このリィズエリアに来て1週間。初日に襲われたというトラブル以外、変わったこともなく、昨日にはランクアップ依頼を達成したことをギルドに報告し、晴れてDランクになったため、慌てて依頼を受ける必要もなくなった。


なので、この辺りでゆっくりと、嫁になりそうな女の子をじっくりと見分してもいいのだが……。


「いないんだよなぁ。困っていそうな女の子。」


街中を散歩と称して歩き回ったけど、困っている女の子の姿は皆無だった。


だったら、と、病気で苦しんでいるお宅を聞き出し、病人にポーションをかけて回ってみたものの、どの家にも年ごろの娘さんはいなかった。


最後の手段、とばかりに奴隷商を探したが、現在仕入れの為に街を離れているという。


「はぁ、隣町にもいってみるか?」


「にゃぁ。」


俺の呟きに、クロが応えてくれる。


リィズエリアは狭いエリアだという話だったが、それでも中に入ってしまえばそれなりの広さがある。


今俺がいる街が『中央』と呼ばれ、エリアの中心にある大きな街であり、そこから離れた場所……東西に小さな町がある。


この三つの街とその周辺を防護結界が覆っていて、この結界の有効範囲内をまとめてリィズエリアと言うのだ。


このエリアは小さいエリアだというが、それでも街を三つ内包し、その直径は100㎞にも及ぶ。これで小さいというのであれば、他のエリアはどれくらいの広さなのだろうか?


「はぁ……。」


再度ため息が出る。俺の嫁はどこにいるんだぁ?


そんな事を考えると、どこからかクリムの声が聞こえてくる気がしたが、気の所為だ。


「あのぉ……聖人様ですか?」


不意に声を掛けられる。


「人違いです。」


「嘘ですっ、聖人様ですっ。」


俺が立ち去ろうとするのを袖を引っ張って引き留める幼女……いや少女か?


「あのねぇ、俺が聖人なわけないだろ?」


……しいて言うなら「性人」だ、と自虐ネタが思い浮かぶ。


「でもぉ、お兄さんは街の病人やけが人を無償で治して回ったの知ってます。」


「あ、アレは……。」


……いえない。打如何に年頃の女の子をもらう、それだけの為にやっていた、だなんて、目の前で瞳をキラキラと輝かせている少女には言えない。

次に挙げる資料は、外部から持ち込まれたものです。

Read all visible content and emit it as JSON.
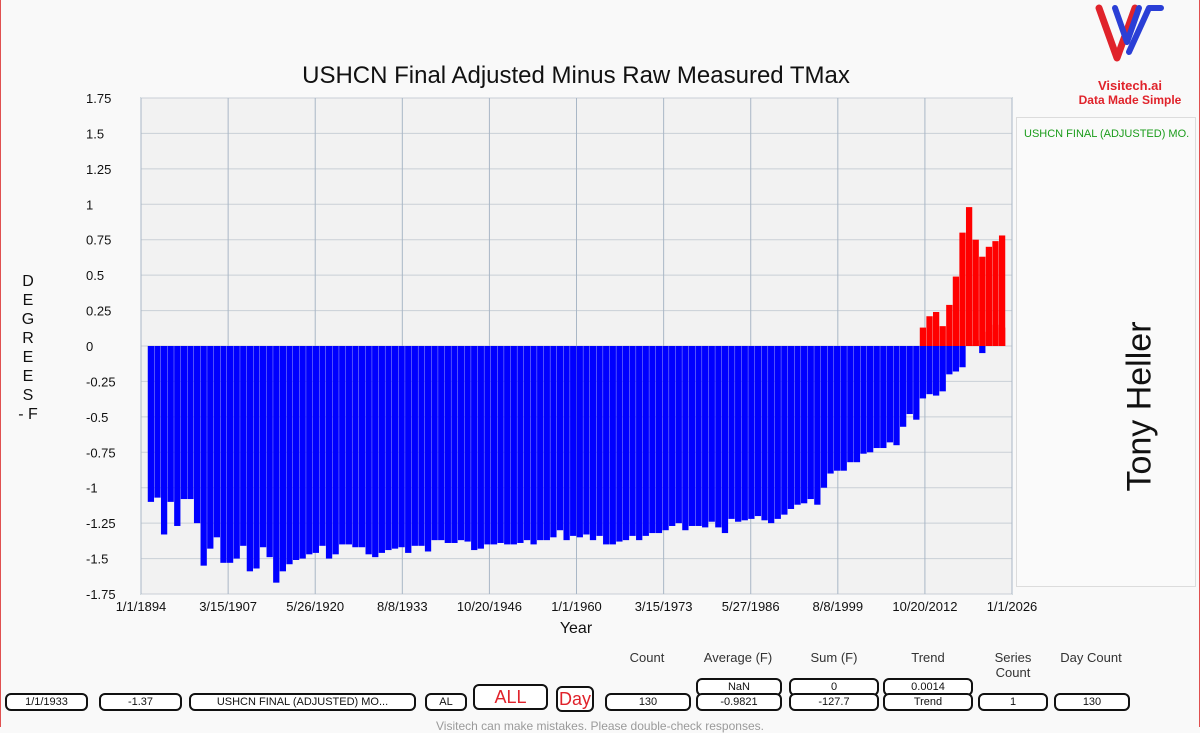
{
  "chart_data": {
    "type": "bar",
    "title": "USHCN Final Adjusted Minus Raw Measured TMax",
    "xlabel": "Year",
    "ylabel": "DEGREES - F",
    "ylim": [
      -1.75,
      1.75
    ],
    "yticks": [
      "1.75",
      "1.5",
      "1.25",
      "1",
      "0.75",
      "0.5",
      "0.25",
      "0",
      "-0.25",
      "-0.5",
      "-0.75",
      "-1",
      "-1.25",
      "-1.5",
      "-1.75"
    ],
    "xlim": [
      "1/1/1894",
      "1/1/2026"
    ],
    "xticks": [
      "1/1/1894",
      "3/15/1907",
      "5/26/1920",
      "8/8/1933",
      "10/20/1946",
      "1/1/1960",
      "3/15/1973",
      "5/27/1986",
      "8/8/1999",
      "10/20/2012",
      "1/1/2026"
    ],
    "grid": true,
    "legend_position": "right",
    "positive_color": "#ff0000",
    "negative_color": "#0000ff",
    "series": [
      {
        "name": "USHCN FINAL (ADJUSTED) MO.",
        "x_start_year": 1895,
        "x_end_year": 2024,
        "values": [
          -1.1,
          -1.07,
          -1.33,
          -1.1,
          -1.27,
          -1.08,
          -1.08,
          -1.25,
          -1.55,
          -1.43,
          -1.35,
          -1.53,
          -1.53,
          -1.5,
          -1.41,
          -1.59,
          -1.57,
          -1.42,
          -1.49,
          -1.67,
          -1.59,
          -1.54,
          -1.51,
          -1.5,
          -1.47,
          -1.46,
          -1.41,
          -1.5,
          -1.47,
          -1.4,
          -1.4,
          -1.42,
          -1.42,
          -1.47,
          -1.49,
          -1.46,
          -1.44,
          -1.43,
          -1.42,
          -1.46,
          -1.41,
          -1.41,
          -1.45,
          -1.37,
          -1.37,
          -1.39,
          -1.39,
          -1.37,
          -1.38,
          -1.44,
          -1.43,
          -1.4,
          -1.4,
          -1.39,
          -1.4,
          -1.4,
          -1.39,
          -1.37,
          -1.4,
          -1.37,
          -1.37,
          -1.35,
          -1.3,
          -1.37,
          -1.34,
          -1.35,
          -1.33,
          -1.37,
          -1.34,
          -1.4,
          -1.4,
          -1.38,
          -1.37,
          -1.34,
          -1.37,
          -1.34,
          -1.32,
          -1.32,
          -1.3,
          -1.27,
          -1.25,
          -1.3,
          -1.27,
          -1.27,
          -1.28,
          -1.24,
          -1.28,
          -1.32,
          -1.22,
          -1.24,
          -1.23,
          -1.22,
          -1.2,
          -1.23,
          -1.25,
          -1.22,
          -1.19,
          -1.15,
          -1.12,
          -1.11,
          -1.08,
          -1.12,
          -1.0,
          -0.9,
          -0.88,
          -0.88,
          -0.82,
          -0.82,
          -0.76,
          -0.75,
          -0.72,
          -0.72,
          -0.68,
          -0.7,
          -0.57,
          -0.48,
          -0.52,
          -0.37,
          -0.34,
          -0.35,
          -0.32,
          -0.2,
          -0.18,
          -0.15,
          0.01,
          0.04,
          -0.05,
          0.1,
          0.15,
          0.13
        ]
      },
      {
        "name": "",
        "x_start_year": 2012,
        "x_end_year": 2024,
        "values": [
          0.13,
          0.21,
          0.24,
          0.14,
          0.29,
          0.49,
          0.8,
          0.98,
          0.75,
          0.63,
          0.7,
          0.74,
          0.78
        ]
      }
    ]
  },
  "logo": {
    "name": "Visitech.ai",
    "tagline": "Data Made Simple"
  },
  "legend": {
    "entry": "USHCN FINAL (ADJUSTED) MO."
  },
  "author": "Tony Heller",
  "controls": {
    "date_value": "1/1/1933",
    "value_value": "-1.37",
    "series_select": "USHCN FINAL (ADJUSTED) MO...",
    "state_select": "AL",
    "all_button": "ALL",
    "day_button": "Day"
  },
  "stats": {
    "count_header": "Count",
    "count_value": "130",
    "average_header": "Average (F)",
    "average_top": "NaN",
    "average_value": "-0.9821",
    "sum_header": "Sum (F)",
    "sum_top": "0",
    "sum_value": "-127.7",
    "trend_header": "Trend",
    "trend_top": "0.0014",
    "trend_value": "Trend",
    "series_count_header": "Series Count",
    "series_count_value": "1",
    "day_count_header": "Day Count",
    "day_count_value": "130"
  },
  "disclaimer": "Visitech can make mistakes. Please double-check responses."
}
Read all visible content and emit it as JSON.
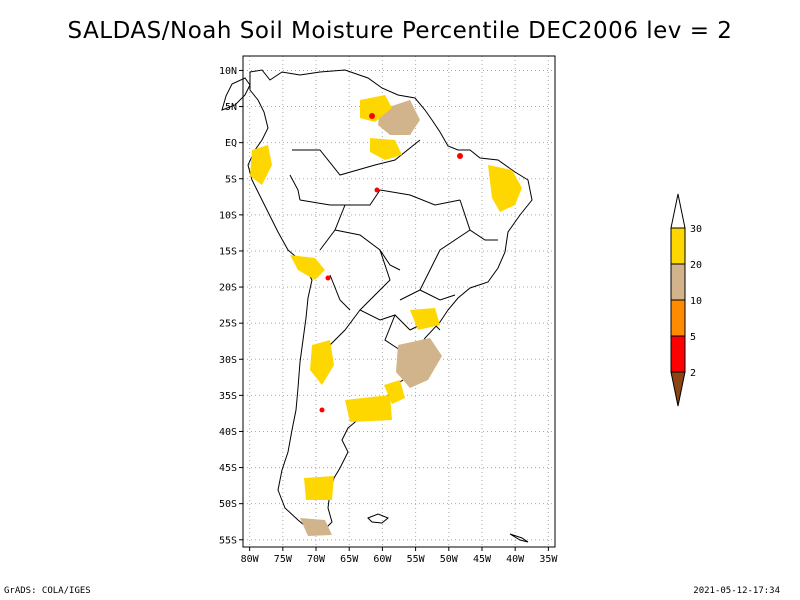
{
  "title": "SALDAS/Noah Soil Moisture Percentile DEC2006 lev = 2",
  "footer": {
    "left": "GrADS: COLA/IGES",
    "right": "2021-05-12-17:34"
  },
  "map": {
    "lat_ticks": [
      "10N",
      "5N",
      "EQ",
      "5S",
      "10S",
      "15S",
      "20S",
      "25S",
      "30S",
      "35S",
      "40S",
      "45S",
      "50S",
      "55S"
    ],
    "lon_ticks": [
      "80W",
      "75W",
      "70W",
      "65W",
      "60W",
      "55W",
      "50W",
      "45W",
      "40W",
      "35W"
    ],
    "lat_range": [
      -56,
      12
    ],
    "lon_range": [
      -81,
      -34
    ],
    "grid": true
  },
  "legend": {
    "levels": [
      "2",
      "5",
      "10",
      "20",
      "30"
    ],
    "colors": {
      "below_2": "#8b4513",
      "2_5": "#ff0000",
      "5_10": "#ff8c00",
      "10_20": "#d2b48c",
      "20_30": "#ffd700",
      "above_30": "#ffffff"
    }
  }
}
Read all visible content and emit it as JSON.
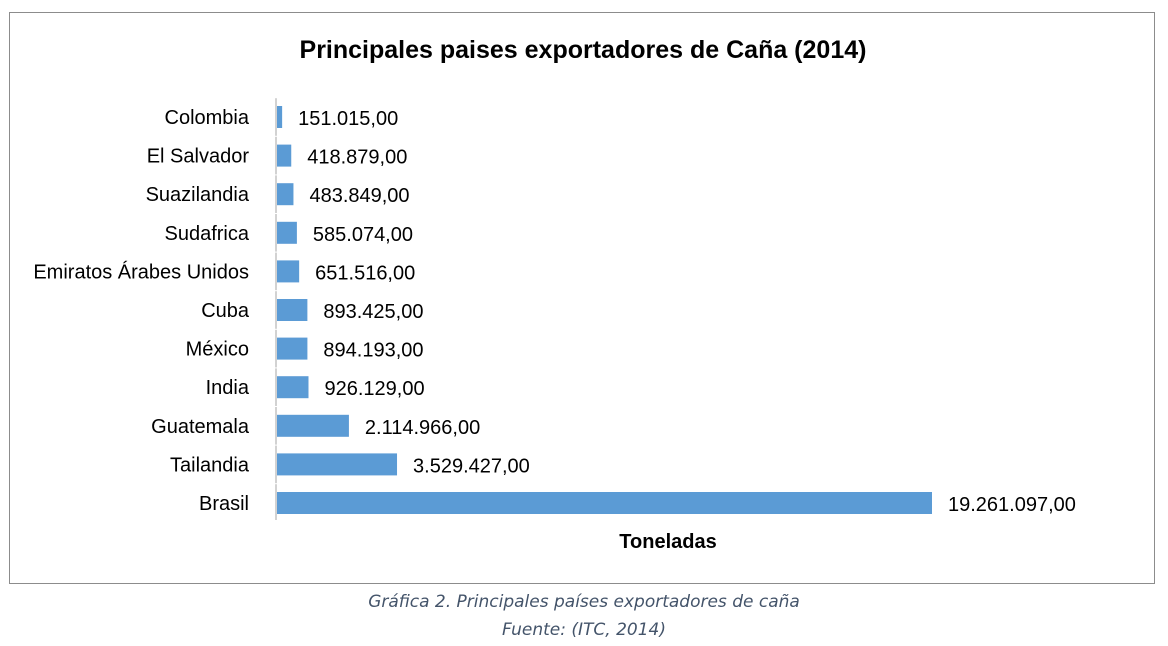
{
  "chart_data": {
    "type": "bar",
    "orientation": "horizontal",
    "title": "Principales paises exportadores de Caña (2014)",
    "xlabel": "Toneladas",
    "ylabel": "",
    "categories": [
      "Colombia",
      "El Salvador",
      "Suazilandia",
      "Sudafrica",
      "Emiratos Árabes Unidos",
      "Cuba",
      "México",
      "India",
      "Guatemala",
      "Tailandia",
      "Brasil"
    ],
    "values": [
      151015,
      418879,
      483849,
      585074,
      651516,
      893425,
      894193,
      926129,
      2114966,
      3529427,
      19261097
    ],
    "value_labels": [
      "151.015,00",
      "418.879,00",
      "483.849,00",
      "585.074,00",
      "651.516,00",
      "893.425,00",
      "894.193,00",
      "926.129,00",
      "2.114.966,00",
      "3.529.427,00",
      "19.261.097,00"
    ],
    "xlim": [
      0,
      19261097
    ],
    "grid": false,
    "legend": "none",
    "bar_color": "#5b9bd5"
  },
  "caption": {
    "title": "Gráfica 2. Principales países exportadores de caña",
    "source": "Fuente: (ITC, 2014)"
  }
}
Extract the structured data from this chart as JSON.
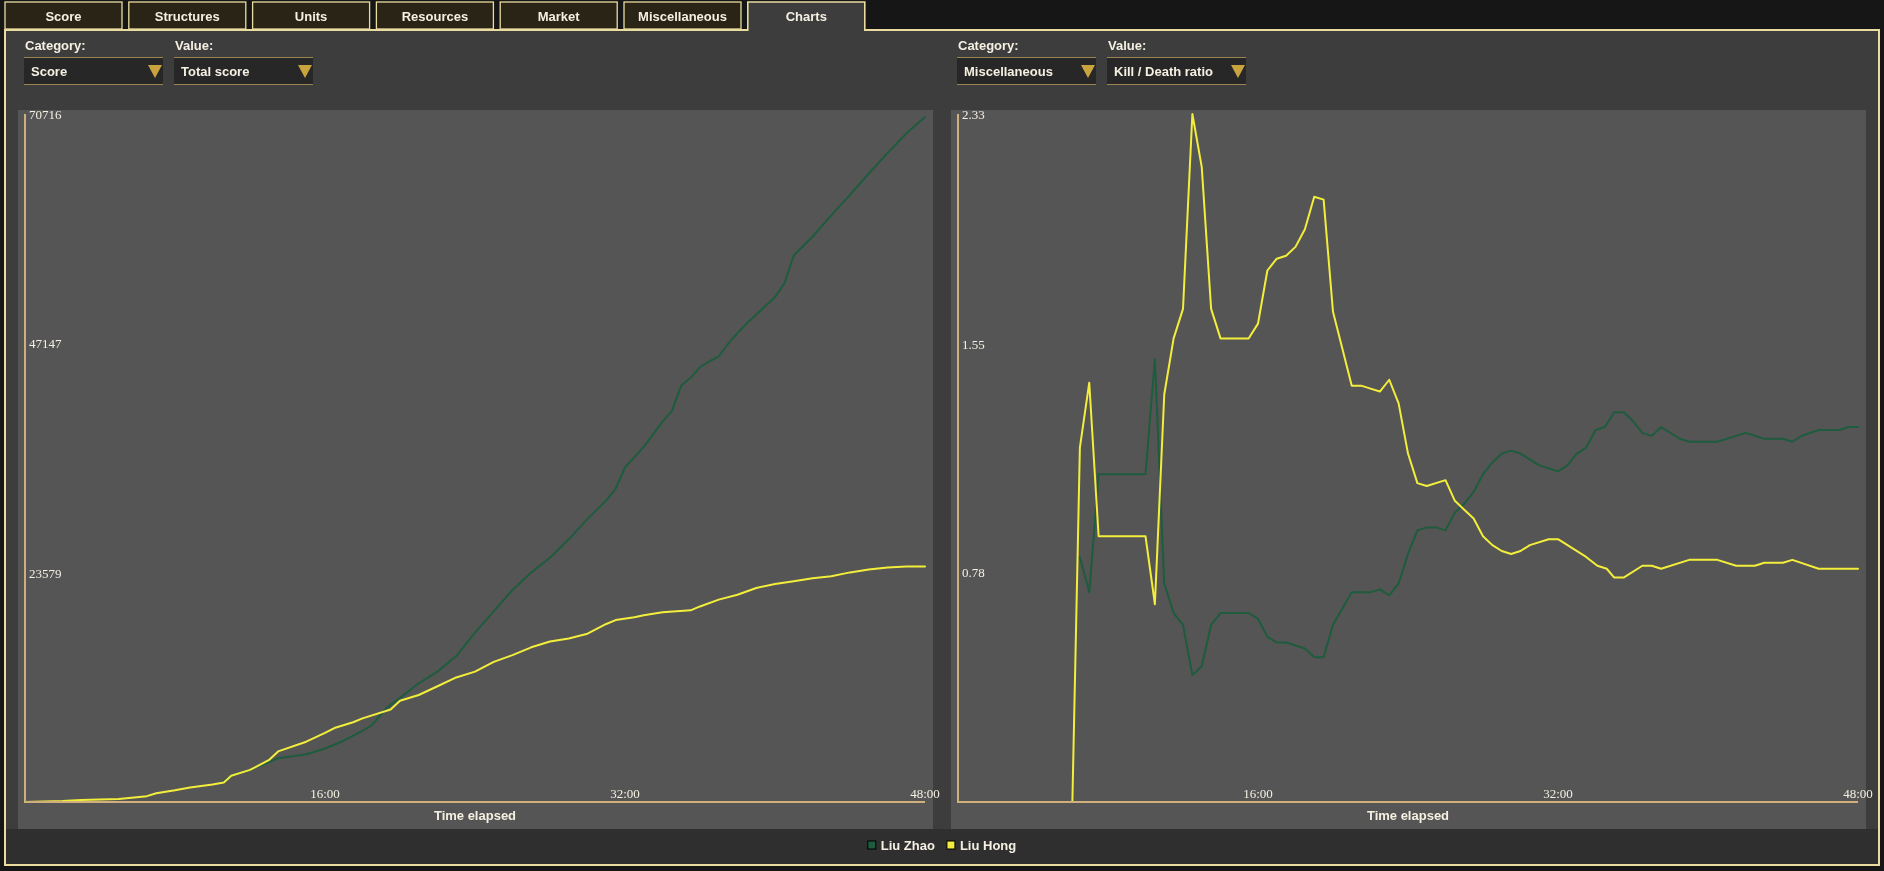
{
  "chart_data": [
    {
      "type": "other",
      "annotations": [
        "Score",
        "Structures",
        "Units",
        "Resources",
        "Market",
        "Miscellaneous",
        "Charts"
      ]
    },
    {
      "type": "line",
      "annotations": [
        "Category:",
        "Score",
        "Value:",
        "Total score"
      ],
      "xlabel": "Time elapsed",
      "xlim": [
        0,
        48
      ],
      "xticks": [
        {
          "value": 16,
          "label": "16:00"
        },
        {
          "value": 32,
          "label": "32:00"
        },
        {
          "value": 48,
          "label": "48:00"
        }
      ],
      "ylim": [
        0,
        70716
      ],
      "yticks": [
        23579,
        47147,
        70716
      ],
      "series": [
        {
          "color": "#1e5c3e",
          "x": [
            10.5,
            11,
            12,
            13.5,
            15,
            16,
            17,
            18,
            18.5,
            19.3,
            20,
            21,
            22,
            23,
            24,
            25,
            26,
            27,
            28,
            29,
            30,
            31,
            31.5,
            32,
            33,
            34,
            34.5,
            35,
            35.5,
            36,
            36.5,
            37,
            37.5,
            38,
            38.5,
            39,
            39.5,
            40,
            40.5,
            41,
            42,
            43,
            44,
            45,
            46,
            47,
            48
          ],
          "values": [
            2000,
            2700,
            3300,
            4500,
            4900,
            5500,
            6300,
            7300,
            7900,
            9700,
            10700,
            12200,
            13400,
            15000,
            17400,
            19600,
            21800,
            23600,
            25100,
            27000,
            29100,
            31000,
            32200,
            34400,
            36500,
            39100,
            40200,
            42800,
            43600,
            44700,
            45300,
            45800,
            47100,
            48200,
            49200,
            50100,
            51000,
            51900,
            53300,
            56200,
            58100,
            60300,
            62400,
            64600,
            66700,
            68700,
            70400
          ]
        },
        {
          "color": "#f3ee3b",
          "x": [
            0,
            2,
            3,
            5,
            6.5,
            7,
            8,
            8.8,
            10,
            10.6,
            11,
            12,
            13,
            13.5,
            15,
            16,
            16.5,
            17.5,
            18,
            19.5,
            20,
            21,
            22,
            23,
            24,
            25,
            26,
            27,
            28,
            29,
            30,
            31,
            31.5,
            32.5,
            33,
            34,
            35.5,
            36,
            37,
            38,
            39,
            40,
            41,
            42,
            43,
            44,
            45,
            46,
            47,
            48
          ],
          "values": [
            0,
            100,
            200,
            300,
            600,
            900,
            1200,
            1500,
            1800,
            2000,
            2700,
            3300,
            4300,
            5200,
            6200,
            7100,
            7600,
            8200,
            8600,
            9500,
            10400,
            11000,
            11900,
            12800,
            13400,
            14400,
            15100,
            15900,
            16500,
            16800,
            17300,
            18300,
            18700,
            19000,
            19200,
            19500,
            19700,
            20100,
            20800,
            21300,
            22000,
            22400,
            22700,
            23000,
            23200,
            23600,
            23900,
            24100,
            24200,
            24200
          ]
        }
      ]
    },
    {
      "type": "line",
      "annotations": [
        "Category:",
        "Miscellaneous",
        "Value:",
        "Kill / Death ratio"
      ],
      "xlabel": "Time elapsed",
      "xlim": [
        0,
        48
      ],
      "xticks": [
        {
          "value": 16,
          "label": "16:00"
        },
        {
          "value": 32,
          "label": "32:00"
        },
        {
          "value": 48,
          "label": "48:00"
        }
      ],
      "ylim": [
        0,
        2.33
      ],
      "yticks": [
        0.78,
        1.55,
        2.33
      ],
      "legend": "bottom",
      "series": [
        {
          "name": "Liu Zhao",
          "color": "#1e5c3e",
          "x": [
            6.5,
            7,
            7.5,
            10,
            10.5,
            11,
            11.5,
            12,
            12.5,
            13,
            13.5,
            14,
            15.5,
            16,
            16.5,
            17,
            17.5,
            18.5,
            19,
            19.5,
            20,
            21,
            22,
            22.5,
            23,
            23.5,
            24,
            24.5,
            25,
            25.5,
            26,
            26.5,
            27,
            27.5,
            28,
            28.5,
            29,
            29.5,
            30,
            31,
            32,
            32.5,
            33,
            33.5,
            34,
            34.5,
            35,
            35.5,
            36,
            36.5,
            37,
            37.5,
            38.5,
            39,
            40.5,
            42,
            43,
            44,
            44.5,
            45,
            45.9,
            47,
            47.5,
            48
          ],
          "values": [
            0.83,
            0.71,
            1.11,
            1.11,
            1.5,
            0.74,
            0.64,
            0.6,
            0.43,
            0.46,
            0.6,
            0.64,
            0.64,
            0.62,
            0.56,
            0.54,
            0.54,
            0.52,
            0.49,
            0.49,
            0.6,
            0.71,
            0.71,
            0.72,
            0.7,
            0.74,
            0.84,
            0.92,
            0.93,
            0.93,
            0.92,
            0.98,
            1.01,
            1.05,
            1.11,
            1.15,
            1.18,
            1.19,
            1.18,
            1.14,
            1.12,
            1.14,
            1.18,
            1.2,
            1.26,
            1.27,
            1.32,
            1.32,
            1.29,
            1.25,
            1.24,
            1.27,
            1.23,
            1.22,
            1.22,
            1.25,
            1.23,
            1.23,
            1.22,
            1.24,
            1.26,
            1.26,
            1.27,
            1.27
          ]
        },
        {
          "name": "Liu Hong",
          "color": "#f3ee3b",
          "x": [
            0,
            6.1,
            6.5,
            7,
            7.5,
            10,
            10.5,
            11,
            11.5,
            12,
            12.5,
            13,
            13.5,
            14,
            15.5,
            16,
            16.5,
            17,
            17.5,
            18,
            18.5,
            19,
            19.5,
            20,
            21,
            21.5,
            22,
            22.5,
            23,
            23.5,
            24,
            24.5,
            25,
            26,
            26.5,
            27,
            27.5,
            28,
            28.5,
            29,
            29.5,
            30,
            30.5,
            31.5,
            32,
            33.5,
            34.1,
            34.6,
            35,
            35.5,
            36.5,
            37,
            37.5,
            39,
            40.5,
            41.5,
            42.5,
            43,
            44,
            44.5,
            45.9,
            48
          ],
          "values": [
            0,
            0,
            1.2,
            1.42,
            0.9,
            0.9,
            0.67,
            1.38,
            1.57,
            1.67,
            2.33,
            2.15,
            1.67,
            1.57,
            1.57,
            1.62,
            1.8,
            1.84,
            1.85,
            1.88,
            1.94,
            2.05,
            2.04,
            1.66,
            1.41,
            1.41,
            1.4,
            1.39,
            1.43,
            1.35,
            1.18,
            1.08,
            1.07,
            1.09,
            1.02,
            0.99,
            0.96,
            0.9,
            0.87,
            0.85,
            0.84,
            0.85,
            0.87,
            0.89,
            0.89,
            0.83,
            0.8,
            0.79,
            0.76,
            0.76,
            0.8,
            0.8,
            0.79,
            0.82,
            0.82,
            0.8,
            0.8,
            0.81,
            0.81,
            0.82,
            0.79,
            0.79
          ]
        }
      ]
    }
  ]
}
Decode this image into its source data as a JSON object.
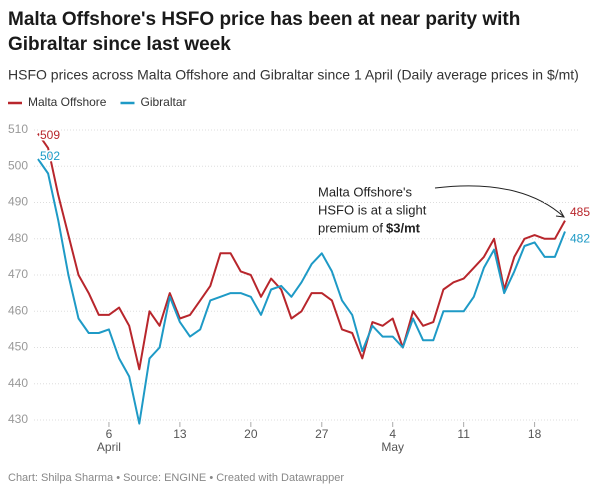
{
  "chart_data": {
    "type": "line",
    "title": "Malta Offshore's HSFO price has been at near parity with Gibraltar since last week",
    "subtitle": "HSFO prices across Malta Offshore and Gibraltar since 1 April (Daily average prices in $/mt)",
    "source": "Chart: Shilpa Sharma • Source: ENGINE • Created with Datawrapper",
    "annotation": {
      "lines": [
        "Malta Offshore's",
        "HSFO is at a slight",
        "premium of "
      ],
      "bold": "$3/mt"
    },
    "categories": [
      null,
      null,
      null,
      null,
      null,
      null,
      null,
      "6",
      null,
      null,
      null,
      null,
      null,
      null,
      "13",
      null,
      null,
      null,
      null,
      null,
      null,
      "20",
      null,
      null,
      null,
      null,
      null,
      null,
      "27",
      null,
      null,
      null,
      null,
      null,
      null,
      "4",
      null,
      null,
      null,
      null,
      null,
      null,
      "11",
      null,
      null,
      null,
      null,
      null,
      null,
      "18",
      null,
      null,
      null
    ],
    "month_labels": [
      null,
      null,
      null,
      null,
      null,
      null,
      null,
      "April",
      null,
      null,
      null,
      null,
      null,
      null,
      null,
      null,
      null,
      null,
      null,
      null,
      null,
      null,
      null,
      null,
      null,
      null,
      null,
      null,
      null,
      null,
      null,
      null,
      null,
      null,
      null,
      "May",
      null,
      null,
      null,
      null,
      null,
      null,
      null,
      null,
      null,
      null,
      null,
      null,
      null,
      null,
      null,
      null,
      null
    ],
    "series": [
      {
        "name": "Malta Offshore",
        "color": "#b8262c",
        "values": [
          509,
          505,
          492,
          481,
          470,
          465,
          459,
          459,
          461,
          456,
          444,
          460,
          456,
          465,
          458,
          459,
          463,
          467,
          476,
          476,
          471,
          470,
          464,
          469,
          466,
          458,
          460,
          465,
          465,
          463,
          455,
          454,
          447,
          457,
          456,
          458,
          450,
          460,
          456,
          457,
          466,
          468,
          469,
          472,
          475,
          480,
          466,
          475,
          480,
          481,
          480,
          480,
          485
        ]
      },
      {
        "name": "Gibraltar",
        "color": "#1e9ac6",
        "values": [
          502,
          498,
          485,
          470,
          458,
          454,
          454,
          455,
          447,
          442,
          429,
          447,
          450,
          464,
          457,
          453,
          455,
          463,
          464,
          465,
          465,
          464,
          459,
          466,
          467,
          464,
          468,
          473,
          476,
          471,
          463,
          459,
          449,
          456,
          453,
          453,
          450,
          458,
          452,
          452,
          460,
          460,
          460,
          464,
          472,
          477,
          465,
          471,
          478,
          479,
          475,
          475,
          482
        ]
      }
    ],
    "ylim": [
      430,
      510
    ],
    "yticks": [
      430,
      440,
      450,
      460,
      470,
      480,
      490,
      500,
      510
    ],
    "grid": true,
    "legend": "top-left"
  }
}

「あれは人として当たり前の事をしただけであって、間違っても成人なんかじゃないんだよ。」


……はい、うそです。人として間違った目的のためにしていた事です。


「やっぱり、聖人様は素敵です。そんな聖人様にお願いがありますっ。」


必死に訴えてくる少女。


おしい、おしいよ。この子がもう4~5歳年上であればギリギリ範囲内に入ったのに。


目の前の少女は、たぶんミューナと同じぐらいか、一つか二つ年下だ。


ミューナが現在11歳なので、俺のストライクゾーンに入るまでには3年以上は待たなければならない……その前にミレーネさんを攻略しないと手は出せそうにないが。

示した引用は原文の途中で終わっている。